Human feedback, logging, and telemetry are key to assessing response quality.
Business teams should define what “good” means—not just engineers.
4. Handle Data with Care
Sensitive data is driving many teams back to on-prem infrastructure.
Limit what the model sees and what it can output. Apply the least-access principle.
In many cases, small, focused ML models outperform general-purpose LLMs—especially when reliability and privacy matter.
5. Design for Safety and Modularity
Guardrails are needed both before and after the model runs.
Don’t treat models as all-knowing. Consider them as intern—with boundaries.
Use synthetic data to model edge cases without exposing sensitive records.

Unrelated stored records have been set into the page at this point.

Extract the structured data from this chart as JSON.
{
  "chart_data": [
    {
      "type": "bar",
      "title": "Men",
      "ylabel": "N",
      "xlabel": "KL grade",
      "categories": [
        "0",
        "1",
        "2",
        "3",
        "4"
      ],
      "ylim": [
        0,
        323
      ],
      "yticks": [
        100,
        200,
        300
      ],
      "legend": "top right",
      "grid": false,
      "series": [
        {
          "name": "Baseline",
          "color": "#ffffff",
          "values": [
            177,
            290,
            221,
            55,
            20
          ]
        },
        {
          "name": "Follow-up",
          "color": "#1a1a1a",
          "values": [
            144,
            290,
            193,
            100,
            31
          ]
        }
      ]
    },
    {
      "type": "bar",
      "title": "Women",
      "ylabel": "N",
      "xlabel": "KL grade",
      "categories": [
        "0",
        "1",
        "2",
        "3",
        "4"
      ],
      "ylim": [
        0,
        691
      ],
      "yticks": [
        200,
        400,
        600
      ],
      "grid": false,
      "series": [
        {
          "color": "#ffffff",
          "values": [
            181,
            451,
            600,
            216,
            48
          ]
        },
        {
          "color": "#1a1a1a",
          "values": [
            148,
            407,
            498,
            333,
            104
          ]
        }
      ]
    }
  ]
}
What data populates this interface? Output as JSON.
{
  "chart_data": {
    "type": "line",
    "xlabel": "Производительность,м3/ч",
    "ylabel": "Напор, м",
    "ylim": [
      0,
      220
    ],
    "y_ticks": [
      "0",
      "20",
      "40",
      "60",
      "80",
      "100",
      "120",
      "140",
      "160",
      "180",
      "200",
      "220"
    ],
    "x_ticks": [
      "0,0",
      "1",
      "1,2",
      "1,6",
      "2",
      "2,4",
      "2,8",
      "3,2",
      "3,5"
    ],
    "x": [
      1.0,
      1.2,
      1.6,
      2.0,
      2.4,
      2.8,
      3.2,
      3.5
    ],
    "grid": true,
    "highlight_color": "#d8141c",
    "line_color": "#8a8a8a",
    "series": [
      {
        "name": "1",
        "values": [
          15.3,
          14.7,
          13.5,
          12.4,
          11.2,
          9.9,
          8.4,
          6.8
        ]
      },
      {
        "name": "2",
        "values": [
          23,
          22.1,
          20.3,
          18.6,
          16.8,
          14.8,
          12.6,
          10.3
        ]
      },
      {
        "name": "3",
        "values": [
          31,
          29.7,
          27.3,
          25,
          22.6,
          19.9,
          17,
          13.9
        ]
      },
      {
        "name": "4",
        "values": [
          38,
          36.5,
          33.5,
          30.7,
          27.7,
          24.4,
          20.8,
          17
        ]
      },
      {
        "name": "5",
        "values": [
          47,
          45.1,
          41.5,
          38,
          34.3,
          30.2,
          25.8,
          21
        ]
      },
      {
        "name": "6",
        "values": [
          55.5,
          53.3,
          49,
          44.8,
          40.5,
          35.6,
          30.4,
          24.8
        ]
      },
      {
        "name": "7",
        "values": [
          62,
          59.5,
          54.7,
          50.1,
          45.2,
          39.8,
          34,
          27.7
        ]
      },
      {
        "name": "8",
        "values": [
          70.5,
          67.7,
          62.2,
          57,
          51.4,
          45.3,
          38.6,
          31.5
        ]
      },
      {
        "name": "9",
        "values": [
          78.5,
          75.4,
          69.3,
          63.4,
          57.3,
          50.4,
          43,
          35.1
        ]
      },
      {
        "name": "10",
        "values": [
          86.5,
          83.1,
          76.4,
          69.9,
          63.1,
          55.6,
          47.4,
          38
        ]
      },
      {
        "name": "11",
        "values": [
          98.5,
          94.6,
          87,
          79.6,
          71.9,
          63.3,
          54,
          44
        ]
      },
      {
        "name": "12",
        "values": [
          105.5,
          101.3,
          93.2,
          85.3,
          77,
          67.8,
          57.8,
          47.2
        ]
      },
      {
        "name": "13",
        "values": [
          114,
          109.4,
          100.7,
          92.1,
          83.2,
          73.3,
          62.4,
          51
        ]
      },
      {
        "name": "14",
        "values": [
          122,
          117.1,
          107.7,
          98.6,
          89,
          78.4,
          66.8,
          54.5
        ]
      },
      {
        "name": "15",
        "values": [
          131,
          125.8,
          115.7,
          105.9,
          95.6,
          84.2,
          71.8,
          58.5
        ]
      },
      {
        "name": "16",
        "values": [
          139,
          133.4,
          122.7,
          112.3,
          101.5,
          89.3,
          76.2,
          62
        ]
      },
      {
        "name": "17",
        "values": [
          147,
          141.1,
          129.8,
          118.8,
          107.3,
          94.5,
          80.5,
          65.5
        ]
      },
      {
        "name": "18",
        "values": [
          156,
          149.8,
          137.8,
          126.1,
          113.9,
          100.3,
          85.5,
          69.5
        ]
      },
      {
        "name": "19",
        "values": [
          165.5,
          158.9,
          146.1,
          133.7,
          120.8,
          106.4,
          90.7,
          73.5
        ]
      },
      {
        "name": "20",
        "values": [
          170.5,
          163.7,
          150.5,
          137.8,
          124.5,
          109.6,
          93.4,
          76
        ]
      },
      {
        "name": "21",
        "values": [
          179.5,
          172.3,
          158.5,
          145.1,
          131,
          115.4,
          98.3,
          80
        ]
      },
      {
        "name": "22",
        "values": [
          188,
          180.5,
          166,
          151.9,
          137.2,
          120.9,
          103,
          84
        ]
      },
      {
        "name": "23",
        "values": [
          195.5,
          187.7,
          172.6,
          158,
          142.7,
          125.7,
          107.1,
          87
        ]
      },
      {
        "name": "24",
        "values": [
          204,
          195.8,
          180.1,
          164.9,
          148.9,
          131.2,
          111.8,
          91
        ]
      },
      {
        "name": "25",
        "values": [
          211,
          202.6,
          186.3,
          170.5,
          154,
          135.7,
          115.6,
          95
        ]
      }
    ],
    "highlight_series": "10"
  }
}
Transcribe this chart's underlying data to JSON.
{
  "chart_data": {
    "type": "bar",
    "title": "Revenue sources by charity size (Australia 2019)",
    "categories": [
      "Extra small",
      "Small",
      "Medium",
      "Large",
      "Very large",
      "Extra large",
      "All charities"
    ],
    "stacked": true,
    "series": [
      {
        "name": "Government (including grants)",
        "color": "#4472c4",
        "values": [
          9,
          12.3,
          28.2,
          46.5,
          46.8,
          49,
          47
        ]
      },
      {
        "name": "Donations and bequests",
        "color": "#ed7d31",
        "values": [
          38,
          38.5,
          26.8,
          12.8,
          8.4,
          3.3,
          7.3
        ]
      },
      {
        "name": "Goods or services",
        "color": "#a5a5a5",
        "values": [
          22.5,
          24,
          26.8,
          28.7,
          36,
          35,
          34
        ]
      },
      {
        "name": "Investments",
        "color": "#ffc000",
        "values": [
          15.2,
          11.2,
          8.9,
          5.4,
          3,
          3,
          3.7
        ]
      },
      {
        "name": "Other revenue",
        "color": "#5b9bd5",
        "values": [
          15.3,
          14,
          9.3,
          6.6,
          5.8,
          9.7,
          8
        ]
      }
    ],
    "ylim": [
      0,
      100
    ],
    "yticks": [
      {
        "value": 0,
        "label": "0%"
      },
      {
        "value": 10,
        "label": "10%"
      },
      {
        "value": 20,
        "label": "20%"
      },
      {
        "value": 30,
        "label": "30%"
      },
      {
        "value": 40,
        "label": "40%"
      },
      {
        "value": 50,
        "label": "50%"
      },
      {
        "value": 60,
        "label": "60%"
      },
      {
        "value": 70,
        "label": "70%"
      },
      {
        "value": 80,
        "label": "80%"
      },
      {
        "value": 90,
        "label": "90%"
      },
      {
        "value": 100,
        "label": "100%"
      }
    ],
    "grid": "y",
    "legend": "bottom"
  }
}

6. Stay Flexible with Tools and Protocols
New agent communication protocols (like MCP, A2A, ACP) are emerging, but no dominant standard exists yet.
Choose simple, open tools with strong community backing.
Avoid overbuilding. Many orchestration tools built last year are already obsolete.
7. SaaS Isn’t Dead—But It’s Changing
SaaS still matters, especially for small to mid-sized teams.
But usage-based AI workloads don’t fit neatly into per-user pricing models.
In regulated industries, adoption is slower than it seems. Risk, compliance, and culture slow change.
8. Build for What’s Next
Many custom tools built today may become unnecessary tomorrow as models improve.
Before building, ask: “Can we wait six months?”
Favor modularity and future adaptability over quick fixes or heavy infrastructure.
Closing Thought
The discussion remained focused on practical issues—what it takes to build and deploy AI agents responsibly in complex enterprise settings. For those working on agent frameworks, enterprise AI platforms, or real-world deployments, it offers several useful takeaways.